The traumatic account, related by civil party Uch Sunlay, continued the tribunal’s examination of Case 002/02’s third trial topic – the alleged genocide of Cham Muslims and ethnic Vietnamese.
In September 1978, Sunlay said, he and other workers who had Vietnamese spouses were taken on a two-day trip to cut bamboo, while his wife and children were carted away to be slaughtered. His children, he said, were “swung against a tree and died instantly”.
When the workers returned, Sunlay said his co-operative chief told them to steel their emotions before telling them their families had been taken away. “I want all of you comrades to get rid of this wounded flesh . . . in order to build the revolutionary labour class,” Sunlay recalled the co-operative chief saying. “I said what he instructed us to say, but in my heart I suffered.”
Sunlay also recounted how his father, a devout Buddhist, was killed for burning incense, while his father-in-law was forced to remarry in a ceremony of 11 couples. “All this suffering and harm cannot be forgotten,” Sunlay said.
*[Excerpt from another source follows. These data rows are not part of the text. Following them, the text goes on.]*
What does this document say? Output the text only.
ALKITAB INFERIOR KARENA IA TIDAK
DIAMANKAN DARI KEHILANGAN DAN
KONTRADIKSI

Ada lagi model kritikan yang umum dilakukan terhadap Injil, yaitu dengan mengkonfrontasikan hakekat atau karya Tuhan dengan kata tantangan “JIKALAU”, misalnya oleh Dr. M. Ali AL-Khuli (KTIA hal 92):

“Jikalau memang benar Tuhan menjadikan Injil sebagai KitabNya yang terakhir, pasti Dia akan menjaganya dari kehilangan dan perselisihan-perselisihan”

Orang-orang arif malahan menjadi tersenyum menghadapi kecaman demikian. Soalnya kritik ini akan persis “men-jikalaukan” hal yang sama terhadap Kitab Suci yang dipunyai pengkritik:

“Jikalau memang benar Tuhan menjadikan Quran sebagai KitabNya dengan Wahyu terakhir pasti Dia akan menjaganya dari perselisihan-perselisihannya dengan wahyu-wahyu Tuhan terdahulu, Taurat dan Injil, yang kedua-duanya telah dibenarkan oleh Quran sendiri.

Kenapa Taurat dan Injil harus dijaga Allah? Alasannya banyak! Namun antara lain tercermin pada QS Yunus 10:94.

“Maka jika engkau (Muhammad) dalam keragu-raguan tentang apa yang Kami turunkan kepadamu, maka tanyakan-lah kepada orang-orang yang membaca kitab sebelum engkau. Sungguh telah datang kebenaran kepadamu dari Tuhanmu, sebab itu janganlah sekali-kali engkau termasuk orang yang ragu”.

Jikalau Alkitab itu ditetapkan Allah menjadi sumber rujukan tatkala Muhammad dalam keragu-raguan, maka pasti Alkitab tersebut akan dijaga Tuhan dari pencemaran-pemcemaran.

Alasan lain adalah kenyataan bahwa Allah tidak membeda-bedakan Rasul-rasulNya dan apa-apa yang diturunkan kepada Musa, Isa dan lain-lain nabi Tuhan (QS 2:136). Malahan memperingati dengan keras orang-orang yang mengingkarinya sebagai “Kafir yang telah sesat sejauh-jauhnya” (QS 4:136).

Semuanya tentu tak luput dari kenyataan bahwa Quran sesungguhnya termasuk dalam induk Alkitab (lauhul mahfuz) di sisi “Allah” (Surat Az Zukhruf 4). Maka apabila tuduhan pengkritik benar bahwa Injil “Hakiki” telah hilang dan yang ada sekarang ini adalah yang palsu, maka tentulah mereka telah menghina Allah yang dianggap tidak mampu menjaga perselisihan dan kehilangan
His testimony before the court will continue today. It came after the civil party testimony of Khouy Muoy, a woman of Vietnamese and Chinese descent, who said she was “fortunate” to have survived the regime after losing her parents and siblings – 10 members of her family in total. “There is nothing that could compare to the loss of my family members,” Mouy said.
In an announcement yesterday, the court said it will begin hearing evidence on security centres and internal purges today – the fourth trial topic in Case 002/02 against former Khmer Rouge leaders Nuon Chea and Khieu Samphan.
The hearings will pinpoint alleged atrocities at Au Kanseng Security Centre, in Ratanakkiri province; Phnom Kraol, in Mondulkiri province; and Phnom Penh’s notorious S-21 prison, before moving on to allegations of forced marriage and the conflict between Cambodia and Vietnam.
According to the announcement, the court will then shift focus to the roles of Chea and Samphan in the alleged crimes, with evidentiary hearings expected to wrap up later this year and a judgement to be handed down in 2017.